It has been interesting watching the last six months through the lens of my life philosophy. I practice non-attachment (as best I can, since no one's perfect). This has been an incredible time to watch what happens to people who do not.
It all started on June 2, when my friend Scott Coles in Phoenix committed suicide, and his business unraveled upon his death like a roll of toilet paper being spread around my house by Buppy the Puppy. Not only were all the furnishings of his elaborate home in Arizona sold at a live auction yesterday for pennies on the dollar (I didn't watch the auction on the web, but I was told that was possible, and that you could even bid online), but all the projects he funded have ground to a halt, and everyone involved is suing everybody else. The lawyers are at full employment, while many people who trusted Scott to provide them with 10% returns find themselves adjusting their lifestyles.

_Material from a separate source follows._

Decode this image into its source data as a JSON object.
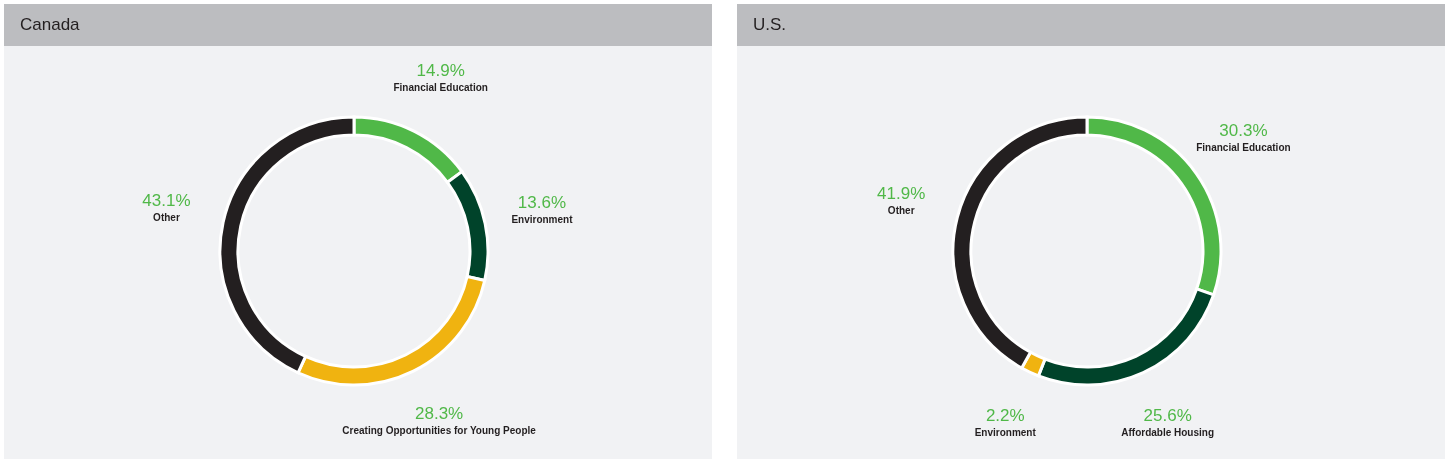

Scott was only a bellweather. I have always wondered, as the owner of several businesses, how people made as much money as he did, or as the guys I knew who retired from Goldman Sachs in their forties after grueling years of sleepless nights and unbearable stress (and huge bonuses) did. There seemed to be a secret I didn't know. They didn't deal in nickels and dimes. They didn't have to call after their invoices. They didn't have to endure the coming and going of happy or unhappy customers. They just "made" money.
But over the summer, as I watched Bear Stearns, Lehmann Brothers, Citigroup, AIG, and all the others unravel at the hands of the masters of the universe, I began to realize that people DON'T actually "make" that much money. They "rent" it or they "borrow" it. They temporarily have the use of it. But as the Native Americans always thought, the land is entrusted to them temporarily, and belongs to the deities. So does the money.
Bernie Madoff, nice Jewish guy from New York who worked with regulators and gave to charities, is just another guy who rented a lot of money, used it, and now will commit virtual suicide by paying the penalties of shame, guilt, and perhaps prison for the rest of his life. He thought the money was his. It wasn't. The people who invested in his funds thought the money was theirs, but it wasn't theirs, either.
This question of what "money" actually is and where it comes from has always fascinated me, because I seem to be happy with and without it. I'm finally coming to the conclusion that "money," like its cousin "retirement," is a creation of the imagination.
UPDATE: Dashiell Hardaway Richard was born to my daughter Samantha and her husband Daniel yesterday at 10:54. he weighs 9 lbs., 7 oz., is 21.5" long, has all his fingers and toes, and seems beautiful to us!